Skid stood, glaring at the man, silent but firm.

It took a long time of them staring for one of them to speak up.

“You’re wasting my fuckin’ time.” Gold-man walked away.

The gang looked morose, but Skid watched him, still glaring. Gear started to speak up, but Skid nearly backhanded him just before he said something, and immediately went back to staring at Gold-man.

Finally, he turned and looked, and saw Skid still staring at him, still waiting, along with his friends, looking a little sad, but angry as him all the same.

“Fine – ten-thousand credits for the junk bot, and a wasted pile of credits for-“ Gold-man was drowned out by the sounds of the kids cheering, and Skid practically ran up to him, his whole gang behind him, “Pay up asshole, and you get your bot!”

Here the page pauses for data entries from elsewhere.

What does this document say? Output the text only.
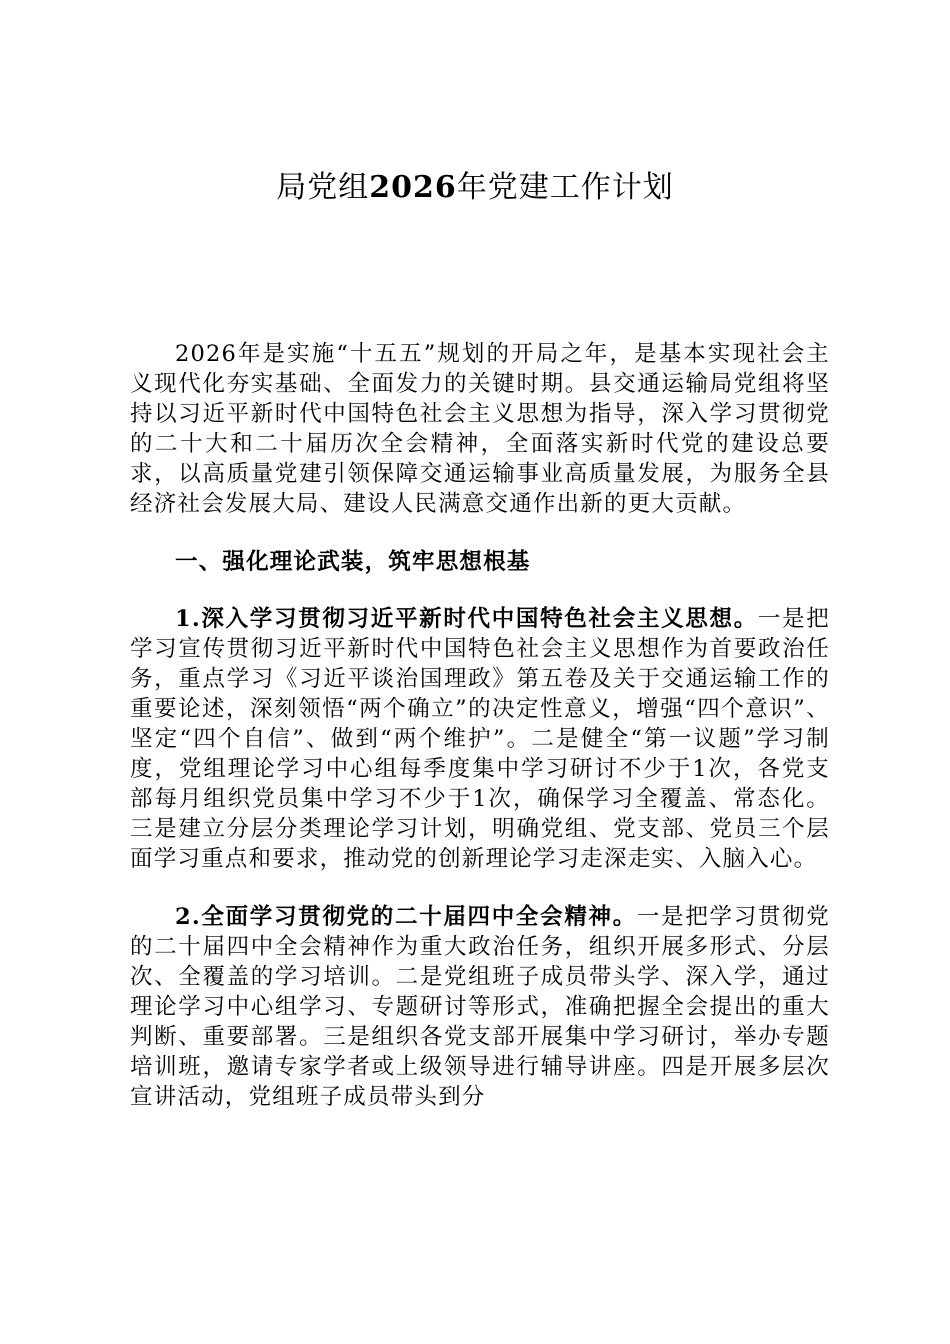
局党组2026年党建工作计划

2026年是实施“十五五”规划的开局之年，是基本实现社会主义现代化夯实基础、全面发力的关键时期。县交通运输局党组将坚持以习近平新时代中国特色社会主义思想为指导，深入学习贯彻党的二十大和二十届历次全会精神，全面落实新时代党的建设总要求，以高质量党建引领保障交通运输事业高质量发展，为服务全县经济社会发展大局、建设人民满意交通作出新的更大贡献。

一、强化理论武装，筑牢思想根基

1.深入学习贯彻习近平新时代中国特色社会主义思想。一是把学习宣传贯彻习近平新时代中国特色社会主义思想作为首要政治任务，重点学习《习近平谈治国理政》第五卷及关于交通运输工作的重要论述，深刻领悟“两个确立”的决定性意义，增强“四个意识”、坚定“四个自信”、做到“两个维护”。二是健全“第一议题”学习制度，党组理论学习中心组每季度集中学习研讨不少于1次，各党支部每月组织党员集中学习不少于1次，确保学习全覆盖、常态化。三是建立分层分类理论学习计划，明确党组、党支部、党员三个层面学习重点和要求，推动党的创新理论学习走深走实、入脑入心。

2.全面学习贯彻党的二十届四中全会精神。一是把学习贯彻党的二十届四中全会精神作为重大政治任务，组织开展多形式、分层次、全覆盖的学习培训。二是党组班子成员带头学、深入学，通过理论学习中心组学习、专题研讨等形式，准确把握全会提出的重大判断、重要部署。三是组织各党支部开展集中学习研讨，举办专题培训班，邀请专家学者或上级领导进行辅导讲座。四是开展多层次宣讲活动，党组班子成员带头到分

Gold-man pulled out a credit stick – a small plastic rectangle with a plastic top and a port on the bottom. This credit stick glowed purple, which the kids hadn’t seen before. Skid grabbed it, handed the control pad for Six-Eight over to the him, and laughed, “It’s been great doing business with you, Gold-man!” And he and the gang were off, probably to argue about how to split a single credit stick between them.

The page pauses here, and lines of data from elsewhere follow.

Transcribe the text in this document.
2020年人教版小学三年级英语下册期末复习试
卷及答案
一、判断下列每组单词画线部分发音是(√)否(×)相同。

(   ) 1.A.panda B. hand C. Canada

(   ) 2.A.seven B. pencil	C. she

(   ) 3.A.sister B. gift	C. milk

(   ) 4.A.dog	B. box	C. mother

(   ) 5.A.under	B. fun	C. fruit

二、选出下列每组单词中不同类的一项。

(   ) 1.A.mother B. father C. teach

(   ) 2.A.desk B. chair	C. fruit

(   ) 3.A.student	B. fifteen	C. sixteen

After fiddling with the controls for a bit, Gold-man brought Six-Eight to an engineer inside of Caesar’s. This side of it was clearly meant for incoming  contestants, and dozens of killing machines were here – living weapons covered in guns, swords, axes, and battle armor, like electronic knights. Although he was no longer in control of his motor functions, Six-Eight pondered disobeying his primary directive, never to harm a human if it could be helped, but by-proxy, without the control of his own body. He could feel his logic circuits overheating at the process, doubting very much he would see much once he shorted out the rest of those. The engineer tried to get his voice working again, for hours and hours – only ever managing to put on the radio station from the wastes, the last connection he could manage.

“Only the grossest-“

“With the most-est-!”

“This is Sixty-Nine-Seven-Five, Junktown’s own gross-out airwaves, riding high on the atomic waste shredlands! We’ve got a great show for you today, Junktown! We have two rival bands playing, simultaneously, side by side-“

“Weapon-to-weapon! Note struck to strike with a bat! That’s right folks, we’ve got a battle of the bands on our hands! A wild ride through instrumental chaos that finds YOU, the audience, at the center of this musical massacre-“

“A catastrophic cacophony, the likes of which the wastes of New Dallas have never heard! UNTIL NOW!”

“This has been Guerrero-“

“Aaaaand Ziphead-“

“LETTING THE BATTLE BEGIN!”

The engineer working on Six-Eight while the radio played laughed at the horrible sounds of teenagers beating each other with various musical instruments, repeatedly trying to play solo’s before being attacked, or being forced to find another working instrument, and maybe knocking someone else over the head on their way to find one. Soon enough, Six-Eight would be rigged up for a match – a death match, a criminal execution of sorts. A dozen people, unarmed, would enter with him, alone. Six-Eight hoped it would be quick, or that his circuits would self-destruct, sparing him the fate of watching his body end their lives.